Tawarkan Wisata Pengalaman, Ini yang Dilakukan Pemkot Jogja..

Pelancong menikmati suasana kawasan pedestrian Malioboro, Yogyakarta yang lengang seperti terlihat pada Senin (29/05/2017). - Harian Jogja/Desi Suryanto
15 Maret 2019 12:37 WIB Uli Febriarni Jogja Share :

Harianjogja.com, JOGJA-Dinas Pariwisata (Dispar) Kota Jogja menawarkan pengalaman dan melibatkan anak muda, dalam menggaet wisatawan usia milenial.

Kepala Bidang Atraksi Wisata dan Ekonomi Kreatif Dispar Kota Jogja, Edi Sugiharto memastikan, ketika wisatawan milenial berkunjung ke Jogja, mereka sudah tahu tentang Malioboro, Kraton Ngayogyakarta Hadiningrat dan Tugu Pal Putih. Sehingga menurutnya, Kota Jogja perlu menawarkan hal baru kepada mereka. Misalnya, kampung wisata.

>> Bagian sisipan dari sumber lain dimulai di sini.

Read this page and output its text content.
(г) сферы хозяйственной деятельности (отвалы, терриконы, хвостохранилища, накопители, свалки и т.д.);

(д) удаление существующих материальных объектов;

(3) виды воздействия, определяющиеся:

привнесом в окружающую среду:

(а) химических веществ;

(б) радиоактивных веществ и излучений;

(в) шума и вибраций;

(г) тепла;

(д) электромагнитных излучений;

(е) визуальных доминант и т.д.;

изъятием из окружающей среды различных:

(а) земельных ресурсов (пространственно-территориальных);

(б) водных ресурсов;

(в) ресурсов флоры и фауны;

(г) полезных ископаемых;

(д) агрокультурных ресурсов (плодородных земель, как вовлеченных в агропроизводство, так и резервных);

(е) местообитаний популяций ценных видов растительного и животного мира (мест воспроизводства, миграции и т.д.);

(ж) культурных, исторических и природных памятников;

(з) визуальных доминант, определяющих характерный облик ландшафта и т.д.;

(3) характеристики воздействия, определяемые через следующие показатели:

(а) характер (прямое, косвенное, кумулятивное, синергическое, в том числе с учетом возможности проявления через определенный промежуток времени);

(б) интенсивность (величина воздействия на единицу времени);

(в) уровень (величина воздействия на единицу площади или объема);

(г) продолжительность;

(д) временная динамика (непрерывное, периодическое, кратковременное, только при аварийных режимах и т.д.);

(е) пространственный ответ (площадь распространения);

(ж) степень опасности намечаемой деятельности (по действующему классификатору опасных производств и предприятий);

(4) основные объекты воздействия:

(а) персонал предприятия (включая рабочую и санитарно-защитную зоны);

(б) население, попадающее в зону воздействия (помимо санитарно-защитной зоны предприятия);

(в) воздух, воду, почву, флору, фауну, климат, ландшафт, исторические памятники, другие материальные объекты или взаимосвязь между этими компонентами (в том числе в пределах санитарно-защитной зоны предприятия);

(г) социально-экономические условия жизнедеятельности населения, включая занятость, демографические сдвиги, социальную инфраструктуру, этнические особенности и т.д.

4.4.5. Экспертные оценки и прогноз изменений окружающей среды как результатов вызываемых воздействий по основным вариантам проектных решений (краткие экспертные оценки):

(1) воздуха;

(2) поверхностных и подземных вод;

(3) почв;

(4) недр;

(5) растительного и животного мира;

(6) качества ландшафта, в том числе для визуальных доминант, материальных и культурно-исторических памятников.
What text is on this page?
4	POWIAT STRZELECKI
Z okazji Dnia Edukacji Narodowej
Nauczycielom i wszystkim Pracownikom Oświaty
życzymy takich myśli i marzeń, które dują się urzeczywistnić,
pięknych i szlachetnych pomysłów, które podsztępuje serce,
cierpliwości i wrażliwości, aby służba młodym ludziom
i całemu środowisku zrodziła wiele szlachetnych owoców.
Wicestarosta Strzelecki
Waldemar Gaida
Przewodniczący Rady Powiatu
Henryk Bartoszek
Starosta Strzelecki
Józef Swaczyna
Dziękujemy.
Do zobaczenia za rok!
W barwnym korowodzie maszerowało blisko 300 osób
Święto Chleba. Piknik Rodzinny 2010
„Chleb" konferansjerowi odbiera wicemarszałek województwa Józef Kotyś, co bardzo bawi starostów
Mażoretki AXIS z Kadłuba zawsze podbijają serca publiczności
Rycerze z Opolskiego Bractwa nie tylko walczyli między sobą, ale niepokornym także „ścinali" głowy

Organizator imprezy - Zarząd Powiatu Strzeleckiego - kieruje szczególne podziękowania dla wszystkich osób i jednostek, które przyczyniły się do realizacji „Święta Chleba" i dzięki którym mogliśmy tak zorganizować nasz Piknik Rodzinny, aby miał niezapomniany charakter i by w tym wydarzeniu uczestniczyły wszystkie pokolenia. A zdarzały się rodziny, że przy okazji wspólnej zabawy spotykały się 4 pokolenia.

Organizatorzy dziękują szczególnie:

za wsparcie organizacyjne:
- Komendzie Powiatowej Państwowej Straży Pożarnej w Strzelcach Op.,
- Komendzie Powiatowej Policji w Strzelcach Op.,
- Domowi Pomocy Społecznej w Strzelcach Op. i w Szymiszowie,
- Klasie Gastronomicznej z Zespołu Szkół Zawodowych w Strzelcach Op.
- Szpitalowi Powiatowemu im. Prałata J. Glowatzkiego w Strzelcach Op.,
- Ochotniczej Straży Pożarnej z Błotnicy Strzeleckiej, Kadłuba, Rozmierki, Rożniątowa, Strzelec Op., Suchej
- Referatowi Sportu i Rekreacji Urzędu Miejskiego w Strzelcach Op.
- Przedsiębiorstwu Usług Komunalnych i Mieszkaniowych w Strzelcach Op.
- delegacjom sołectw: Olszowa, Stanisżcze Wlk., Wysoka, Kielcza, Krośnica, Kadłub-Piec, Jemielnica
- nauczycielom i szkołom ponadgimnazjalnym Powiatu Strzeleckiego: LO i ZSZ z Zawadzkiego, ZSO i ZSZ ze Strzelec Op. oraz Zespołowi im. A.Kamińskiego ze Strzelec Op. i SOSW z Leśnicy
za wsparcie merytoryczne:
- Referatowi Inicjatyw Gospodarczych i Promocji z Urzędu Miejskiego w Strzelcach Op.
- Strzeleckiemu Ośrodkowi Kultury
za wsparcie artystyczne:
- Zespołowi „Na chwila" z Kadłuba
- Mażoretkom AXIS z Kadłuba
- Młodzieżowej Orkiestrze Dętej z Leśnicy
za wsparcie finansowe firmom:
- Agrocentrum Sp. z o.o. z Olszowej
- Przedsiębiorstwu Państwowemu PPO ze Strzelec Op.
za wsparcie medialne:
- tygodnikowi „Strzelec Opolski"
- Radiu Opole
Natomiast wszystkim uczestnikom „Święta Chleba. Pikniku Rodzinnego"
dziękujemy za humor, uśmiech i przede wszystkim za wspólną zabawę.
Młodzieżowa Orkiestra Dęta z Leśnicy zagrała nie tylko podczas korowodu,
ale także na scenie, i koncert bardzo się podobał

Edi menjelaskan, pada 2019 hingga 2020, Dispar masih akan fokus pada pengembangan kampung wisata dan atraksi malam hari. Di kampung wisata, kaum milenial bisa mendapatkan pengalaman yang sebelumnya belum pernah mereka dapatkan. Di Kampung Wisata Tahunan misalnya, mereka bisa melihat bahkan mencoba membuat jumputan.

Lewat pengalaman baru itu, harapannya bisa meningkatkan lama tinggal wisatawan. Apalagi wisata pengalaman, termasuk juga live in saat ini sedang menjadi tren. "Wisatawan itu kan sudah tahu, kalau mereka ke Malioboro seperti apa, Tugu seperti apa Kraton seperti apa," kata dia, Kamis (14/3/2019).

Selain menawarkan wisata pengalaman, Dispar menggelar banyak acara yang melibatkan anak muda, baik yang berasal dari kelompok tertentu hingga beragam komunitas, salah satunya lewat car free day. Harapannya, pelibatan anak muda dalam pariwisata bisa membantu mengatrol jumlah kunjungan wisata.

Demikian juga di kampung wisata, anak muda sebagai generasi milenial juga dilibatkan dalam pengelolaan kampung wisata dan beragam kegiatan di wilayah setempat. Hal itu supaya pengunjung merasakan, kampung wisata bukan untuk orang tua saja.